With the demonstration of general unit selection synthesis in English in Rob Donovan's PhD work [donovan95], and ATR's CHATR system ([campbell96] and [hunt96]), by the end of the 90's, unit selection had become a hot topic in speech synthesis research. However, despite examples of it working excellently, generalized unit selection is known for producing very bad quality synthesis from time to time. As the optimial search and selection agorithms used are not 100% reliable, both high and low quality synthesis is produced -- and many diffilculties still exists in turning general corpora into high-quality synthesizers as of this writing.

Into the 2000s a new statistical method of speech synthesis has come to the forefront. Again pioneered by work on Japan. Prof Keiichi Tokuda's HTS System (from Nagoya Institute of Technology) showed that building generative models of speech, rather than selecting unit instances can generate reliable high quality speech. Its prominance came to the fore front at the first Blizzard Challange in 2005 which showed that HTS output was reliably understoof by listeners. HTS, and so-called HMM synthesis seems to do well on smaller amounts of data, and when then the data is less reliably recorded which offers a significant advantage over the requirement of very large carefully labelled corpora that seem to be required for unit selection work. We include detailed walkthroughs form CMU's CLUSTERGEN statistical parametric synthesizer which is tightly coupled with this Festvox voice building toolkit, though HTS continues to benefit from the Festival systems (and much of what is in this document).

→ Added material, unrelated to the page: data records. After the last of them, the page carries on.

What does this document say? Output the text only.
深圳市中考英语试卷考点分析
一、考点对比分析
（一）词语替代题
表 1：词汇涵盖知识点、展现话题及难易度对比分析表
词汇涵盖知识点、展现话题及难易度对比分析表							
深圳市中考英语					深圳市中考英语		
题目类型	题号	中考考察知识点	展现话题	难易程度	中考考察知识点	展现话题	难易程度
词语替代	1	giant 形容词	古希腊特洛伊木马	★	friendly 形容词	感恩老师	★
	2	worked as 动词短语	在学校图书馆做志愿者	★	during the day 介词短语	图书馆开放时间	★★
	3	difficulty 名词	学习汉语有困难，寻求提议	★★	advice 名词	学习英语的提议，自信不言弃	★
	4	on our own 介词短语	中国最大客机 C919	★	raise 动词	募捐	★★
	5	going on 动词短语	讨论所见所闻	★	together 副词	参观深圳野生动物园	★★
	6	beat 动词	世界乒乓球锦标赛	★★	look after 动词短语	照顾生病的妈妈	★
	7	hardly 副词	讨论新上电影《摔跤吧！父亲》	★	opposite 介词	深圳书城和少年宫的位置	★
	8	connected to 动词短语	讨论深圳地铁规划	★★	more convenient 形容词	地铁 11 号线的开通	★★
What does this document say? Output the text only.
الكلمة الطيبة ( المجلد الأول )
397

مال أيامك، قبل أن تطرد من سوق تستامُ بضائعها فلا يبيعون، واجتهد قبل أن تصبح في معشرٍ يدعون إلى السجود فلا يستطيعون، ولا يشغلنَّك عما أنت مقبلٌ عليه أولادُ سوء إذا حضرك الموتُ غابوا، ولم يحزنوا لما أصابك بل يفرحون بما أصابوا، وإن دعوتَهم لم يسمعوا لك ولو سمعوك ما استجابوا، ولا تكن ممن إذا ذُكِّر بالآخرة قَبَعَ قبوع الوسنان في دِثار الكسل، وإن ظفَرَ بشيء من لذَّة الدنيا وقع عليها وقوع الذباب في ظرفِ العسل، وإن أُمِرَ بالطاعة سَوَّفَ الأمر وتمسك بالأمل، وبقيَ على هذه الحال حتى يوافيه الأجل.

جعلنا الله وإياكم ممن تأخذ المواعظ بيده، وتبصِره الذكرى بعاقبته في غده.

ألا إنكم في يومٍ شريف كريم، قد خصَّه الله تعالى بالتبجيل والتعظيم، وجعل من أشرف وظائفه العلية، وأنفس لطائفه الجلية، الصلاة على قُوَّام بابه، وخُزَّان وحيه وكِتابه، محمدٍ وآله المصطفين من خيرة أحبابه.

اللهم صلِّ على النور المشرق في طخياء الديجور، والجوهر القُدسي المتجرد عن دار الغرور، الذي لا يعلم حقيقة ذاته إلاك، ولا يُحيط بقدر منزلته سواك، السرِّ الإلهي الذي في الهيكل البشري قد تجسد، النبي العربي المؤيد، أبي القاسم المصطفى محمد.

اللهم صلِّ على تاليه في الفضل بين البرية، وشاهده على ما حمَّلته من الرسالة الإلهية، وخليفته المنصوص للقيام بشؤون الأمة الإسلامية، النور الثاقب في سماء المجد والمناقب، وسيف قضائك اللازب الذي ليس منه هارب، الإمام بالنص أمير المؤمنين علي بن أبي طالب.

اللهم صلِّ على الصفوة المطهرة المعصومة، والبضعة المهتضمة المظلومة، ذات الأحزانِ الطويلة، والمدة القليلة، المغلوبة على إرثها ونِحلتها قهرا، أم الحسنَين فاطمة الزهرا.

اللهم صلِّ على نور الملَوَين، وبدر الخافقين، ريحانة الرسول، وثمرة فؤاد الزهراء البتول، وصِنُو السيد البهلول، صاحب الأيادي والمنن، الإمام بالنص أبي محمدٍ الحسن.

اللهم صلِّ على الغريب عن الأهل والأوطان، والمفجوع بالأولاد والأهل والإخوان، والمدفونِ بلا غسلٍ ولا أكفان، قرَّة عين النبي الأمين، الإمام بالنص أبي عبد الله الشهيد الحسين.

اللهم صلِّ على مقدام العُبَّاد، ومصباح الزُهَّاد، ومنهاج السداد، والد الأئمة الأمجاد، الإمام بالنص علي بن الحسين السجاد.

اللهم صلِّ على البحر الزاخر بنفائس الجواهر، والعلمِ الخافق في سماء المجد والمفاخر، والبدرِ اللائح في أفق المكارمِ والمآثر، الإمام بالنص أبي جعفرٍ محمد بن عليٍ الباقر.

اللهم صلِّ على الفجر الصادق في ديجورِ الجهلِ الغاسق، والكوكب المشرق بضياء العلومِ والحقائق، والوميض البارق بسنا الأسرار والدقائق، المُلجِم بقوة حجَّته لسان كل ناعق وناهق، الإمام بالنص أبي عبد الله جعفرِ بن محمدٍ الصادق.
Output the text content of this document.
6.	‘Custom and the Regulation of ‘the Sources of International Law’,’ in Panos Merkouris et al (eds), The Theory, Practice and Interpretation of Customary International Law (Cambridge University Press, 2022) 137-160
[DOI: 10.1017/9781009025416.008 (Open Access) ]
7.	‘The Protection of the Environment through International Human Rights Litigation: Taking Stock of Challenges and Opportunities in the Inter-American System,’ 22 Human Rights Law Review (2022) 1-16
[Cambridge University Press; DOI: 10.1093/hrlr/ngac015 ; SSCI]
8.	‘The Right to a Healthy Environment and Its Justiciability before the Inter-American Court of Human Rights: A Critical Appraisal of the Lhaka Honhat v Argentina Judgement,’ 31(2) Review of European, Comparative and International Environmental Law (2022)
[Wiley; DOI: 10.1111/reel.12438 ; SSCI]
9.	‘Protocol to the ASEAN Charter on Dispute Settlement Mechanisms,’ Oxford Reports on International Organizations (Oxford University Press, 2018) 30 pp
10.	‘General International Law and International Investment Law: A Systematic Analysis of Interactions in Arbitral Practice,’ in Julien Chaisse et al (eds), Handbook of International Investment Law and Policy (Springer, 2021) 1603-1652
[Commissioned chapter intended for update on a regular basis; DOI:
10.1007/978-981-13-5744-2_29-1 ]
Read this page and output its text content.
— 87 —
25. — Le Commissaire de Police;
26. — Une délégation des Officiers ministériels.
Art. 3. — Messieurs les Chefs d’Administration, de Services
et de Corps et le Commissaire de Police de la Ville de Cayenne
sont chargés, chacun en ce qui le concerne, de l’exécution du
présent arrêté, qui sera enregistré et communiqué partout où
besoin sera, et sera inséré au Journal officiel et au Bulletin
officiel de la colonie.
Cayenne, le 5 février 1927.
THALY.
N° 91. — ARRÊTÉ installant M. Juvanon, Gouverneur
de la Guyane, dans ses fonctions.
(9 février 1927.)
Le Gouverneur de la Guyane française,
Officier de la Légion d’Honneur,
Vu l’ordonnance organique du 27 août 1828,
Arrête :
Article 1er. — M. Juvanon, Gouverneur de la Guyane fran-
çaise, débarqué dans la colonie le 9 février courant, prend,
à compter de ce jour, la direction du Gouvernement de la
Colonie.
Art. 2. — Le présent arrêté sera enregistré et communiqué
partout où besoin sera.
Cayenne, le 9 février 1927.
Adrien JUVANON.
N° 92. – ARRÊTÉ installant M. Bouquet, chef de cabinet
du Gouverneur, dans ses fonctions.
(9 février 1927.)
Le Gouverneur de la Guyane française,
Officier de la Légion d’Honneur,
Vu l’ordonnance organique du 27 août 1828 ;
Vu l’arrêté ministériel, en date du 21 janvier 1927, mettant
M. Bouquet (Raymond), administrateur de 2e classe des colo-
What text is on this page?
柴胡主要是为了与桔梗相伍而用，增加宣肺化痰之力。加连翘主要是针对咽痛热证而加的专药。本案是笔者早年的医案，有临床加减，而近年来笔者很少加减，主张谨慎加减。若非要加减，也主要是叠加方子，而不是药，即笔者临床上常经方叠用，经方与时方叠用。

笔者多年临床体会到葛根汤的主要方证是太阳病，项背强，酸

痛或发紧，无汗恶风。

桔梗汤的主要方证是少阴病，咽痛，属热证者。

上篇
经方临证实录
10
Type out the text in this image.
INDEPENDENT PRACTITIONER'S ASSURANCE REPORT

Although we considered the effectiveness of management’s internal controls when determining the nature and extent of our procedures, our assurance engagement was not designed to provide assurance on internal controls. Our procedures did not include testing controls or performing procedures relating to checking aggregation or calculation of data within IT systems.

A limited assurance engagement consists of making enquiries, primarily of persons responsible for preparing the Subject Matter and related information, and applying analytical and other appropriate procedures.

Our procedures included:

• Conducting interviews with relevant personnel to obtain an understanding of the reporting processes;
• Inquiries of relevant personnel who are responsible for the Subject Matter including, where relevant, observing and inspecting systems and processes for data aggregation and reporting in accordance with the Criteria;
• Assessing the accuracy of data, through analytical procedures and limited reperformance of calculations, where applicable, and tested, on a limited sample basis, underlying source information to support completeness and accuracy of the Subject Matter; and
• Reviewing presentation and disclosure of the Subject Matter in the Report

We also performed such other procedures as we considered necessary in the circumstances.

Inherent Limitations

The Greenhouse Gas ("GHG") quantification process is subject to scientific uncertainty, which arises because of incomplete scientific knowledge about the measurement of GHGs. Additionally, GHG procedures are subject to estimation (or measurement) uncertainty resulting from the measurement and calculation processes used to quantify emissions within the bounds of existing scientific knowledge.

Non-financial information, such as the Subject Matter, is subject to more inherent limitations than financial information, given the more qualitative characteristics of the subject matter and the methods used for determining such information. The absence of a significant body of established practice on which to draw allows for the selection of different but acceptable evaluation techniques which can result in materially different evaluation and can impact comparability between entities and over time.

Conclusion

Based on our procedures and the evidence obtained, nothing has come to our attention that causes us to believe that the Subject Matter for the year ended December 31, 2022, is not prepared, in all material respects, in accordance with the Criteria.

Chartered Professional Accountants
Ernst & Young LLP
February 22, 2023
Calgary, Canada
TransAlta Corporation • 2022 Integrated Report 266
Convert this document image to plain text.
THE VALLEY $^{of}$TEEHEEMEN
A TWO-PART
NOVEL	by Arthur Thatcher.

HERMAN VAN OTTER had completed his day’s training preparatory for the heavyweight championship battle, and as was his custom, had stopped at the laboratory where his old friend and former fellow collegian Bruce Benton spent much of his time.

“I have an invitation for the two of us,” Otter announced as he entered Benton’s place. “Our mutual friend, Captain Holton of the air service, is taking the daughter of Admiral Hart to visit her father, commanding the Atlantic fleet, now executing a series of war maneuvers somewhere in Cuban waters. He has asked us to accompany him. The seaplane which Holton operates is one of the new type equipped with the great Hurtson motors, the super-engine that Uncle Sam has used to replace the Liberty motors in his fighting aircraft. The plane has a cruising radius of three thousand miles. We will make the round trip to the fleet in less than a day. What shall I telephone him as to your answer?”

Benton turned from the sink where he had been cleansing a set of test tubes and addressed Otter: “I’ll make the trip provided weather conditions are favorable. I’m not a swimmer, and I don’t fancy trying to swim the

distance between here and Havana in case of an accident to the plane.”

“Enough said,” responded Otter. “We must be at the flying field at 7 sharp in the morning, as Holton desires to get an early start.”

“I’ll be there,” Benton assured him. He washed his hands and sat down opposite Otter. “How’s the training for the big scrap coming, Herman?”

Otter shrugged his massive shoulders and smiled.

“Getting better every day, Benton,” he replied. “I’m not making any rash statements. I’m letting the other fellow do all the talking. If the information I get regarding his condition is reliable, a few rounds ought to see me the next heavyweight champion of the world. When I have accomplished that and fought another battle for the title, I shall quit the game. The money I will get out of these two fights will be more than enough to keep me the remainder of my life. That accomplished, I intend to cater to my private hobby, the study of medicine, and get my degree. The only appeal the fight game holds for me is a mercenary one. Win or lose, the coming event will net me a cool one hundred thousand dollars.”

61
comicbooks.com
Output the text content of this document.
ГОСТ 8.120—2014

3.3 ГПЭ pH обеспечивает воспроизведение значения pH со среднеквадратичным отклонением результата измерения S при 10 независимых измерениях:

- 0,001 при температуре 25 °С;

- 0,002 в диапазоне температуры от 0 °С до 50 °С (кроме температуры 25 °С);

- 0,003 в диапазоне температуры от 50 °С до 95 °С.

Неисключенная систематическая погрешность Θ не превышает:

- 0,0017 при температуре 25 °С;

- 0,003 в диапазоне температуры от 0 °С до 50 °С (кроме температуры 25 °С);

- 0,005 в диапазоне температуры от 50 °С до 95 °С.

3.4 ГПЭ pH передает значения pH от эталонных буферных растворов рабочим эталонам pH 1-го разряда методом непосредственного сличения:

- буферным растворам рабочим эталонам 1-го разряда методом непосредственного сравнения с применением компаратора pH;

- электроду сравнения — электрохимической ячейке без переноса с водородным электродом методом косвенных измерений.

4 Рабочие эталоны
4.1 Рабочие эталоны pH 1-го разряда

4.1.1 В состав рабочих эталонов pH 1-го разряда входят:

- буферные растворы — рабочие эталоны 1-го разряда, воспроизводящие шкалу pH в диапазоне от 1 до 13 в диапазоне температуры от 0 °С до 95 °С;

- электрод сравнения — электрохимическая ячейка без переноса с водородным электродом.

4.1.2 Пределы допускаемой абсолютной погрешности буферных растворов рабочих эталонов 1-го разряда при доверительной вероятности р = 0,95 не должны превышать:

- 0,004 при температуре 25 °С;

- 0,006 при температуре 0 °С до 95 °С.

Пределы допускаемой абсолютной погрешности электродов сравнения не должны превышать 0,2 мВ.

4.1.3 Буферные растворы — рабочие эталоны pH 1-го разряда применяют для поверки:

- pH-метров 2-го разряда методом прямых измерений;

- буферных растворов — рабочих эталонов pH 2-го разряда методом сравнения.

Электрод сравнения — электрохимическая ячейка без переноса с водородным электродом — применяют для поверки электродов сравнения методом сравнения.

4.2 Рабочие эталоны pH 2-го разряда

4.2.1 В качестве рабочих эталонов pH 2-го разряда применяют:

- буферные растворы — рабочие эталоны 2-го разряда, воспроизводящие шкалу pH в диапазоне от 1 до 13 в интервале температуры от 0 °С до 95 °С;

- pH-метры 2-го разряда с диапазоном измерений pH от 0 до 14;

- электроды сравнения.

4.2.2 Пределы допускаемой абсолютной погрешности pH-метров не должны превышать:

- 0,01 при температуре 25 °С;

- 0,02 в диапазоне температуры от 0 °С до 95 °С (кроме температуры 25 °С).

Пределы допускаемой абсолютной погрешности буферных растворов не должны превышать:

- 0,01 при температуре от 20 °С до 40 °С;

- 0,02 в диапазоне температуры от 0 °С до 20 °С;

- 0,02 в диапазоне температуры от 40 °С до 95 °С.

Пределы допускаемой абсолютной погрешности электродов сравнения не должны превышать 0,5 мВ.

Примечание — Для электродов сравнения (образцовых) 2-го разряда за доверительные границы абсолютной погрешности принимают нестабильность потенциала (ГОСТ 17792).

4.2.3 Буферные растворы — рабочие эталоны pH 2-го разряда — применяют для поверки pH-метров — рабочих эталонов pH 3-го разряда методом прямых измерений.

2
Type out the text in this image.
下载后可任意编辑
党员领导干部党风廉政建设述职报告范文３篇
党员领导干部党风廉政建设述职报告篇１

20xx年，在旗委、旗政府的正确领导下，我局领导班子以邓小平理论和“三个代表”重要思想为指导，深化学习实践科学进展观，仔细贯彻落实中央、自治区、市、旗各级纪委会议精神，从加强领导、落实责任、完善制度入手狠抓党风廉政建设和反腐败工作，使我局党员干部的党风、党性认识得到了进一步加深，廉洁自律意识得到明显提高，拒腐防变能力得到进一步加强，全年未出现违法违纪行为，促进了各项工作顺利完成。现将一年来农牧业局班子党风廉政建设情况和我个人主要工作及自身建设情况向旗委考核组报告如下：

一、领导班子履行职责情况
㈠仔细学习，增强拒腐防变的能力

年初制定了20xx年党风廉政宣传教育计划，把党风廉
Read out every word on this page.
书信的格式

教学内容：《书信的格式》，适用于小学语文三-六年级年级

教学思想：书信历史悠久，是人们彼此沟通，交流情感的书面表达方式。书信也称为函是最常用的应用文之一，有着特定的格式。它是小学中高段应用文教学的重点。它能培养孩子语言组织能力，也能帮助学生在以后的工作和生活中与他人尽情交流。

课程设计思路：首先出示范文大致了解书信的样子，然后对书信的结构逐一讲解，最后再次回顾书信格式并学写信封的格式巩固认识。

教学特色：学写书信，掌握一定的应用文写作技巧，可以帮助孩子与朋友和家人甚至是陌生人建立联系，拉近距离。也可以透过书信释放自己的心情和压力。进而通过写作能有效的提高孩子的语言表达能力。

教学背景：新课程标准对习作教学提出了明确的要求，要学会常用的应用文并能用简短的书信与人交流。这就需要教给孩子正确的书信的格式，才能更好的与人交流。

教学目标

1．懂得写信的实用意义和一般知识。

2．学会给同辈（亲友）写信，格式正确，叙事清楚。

Of course, the development of speech synthesis is not isolated from other developments in speech technology. Speech recognition, which has also benefited from the reduction in cost of computational power and increased availability of general computing into the populace, informs a the work on speech synthesis, and vice versa. There are now many more people who have the computational resouces and interest in running speech applications, and this ability to run such applications puts the demand on the technology to deliver both working recognition and acceptable quality speech synthesis.

The availability of free and semi-free synthesis systems, such as the Festival Speech Synthesis System and the MBROLA project, makes the cost of entering the field of speech synthesis much lower, and many more groups have now joined in the development.

However, although we are now at the stage were talking computers are with us, there is still a great deal of work to be done. We can now build synthesizers of (probably) any language that can produce reconizable speech, with a sufficient amount of work; but if we are to use speech to receive information as easily when we're talking with computers as we do in everyday conversation, synthesized speech must be natural, controllable and efficient (both in rendering and in the building of new voices).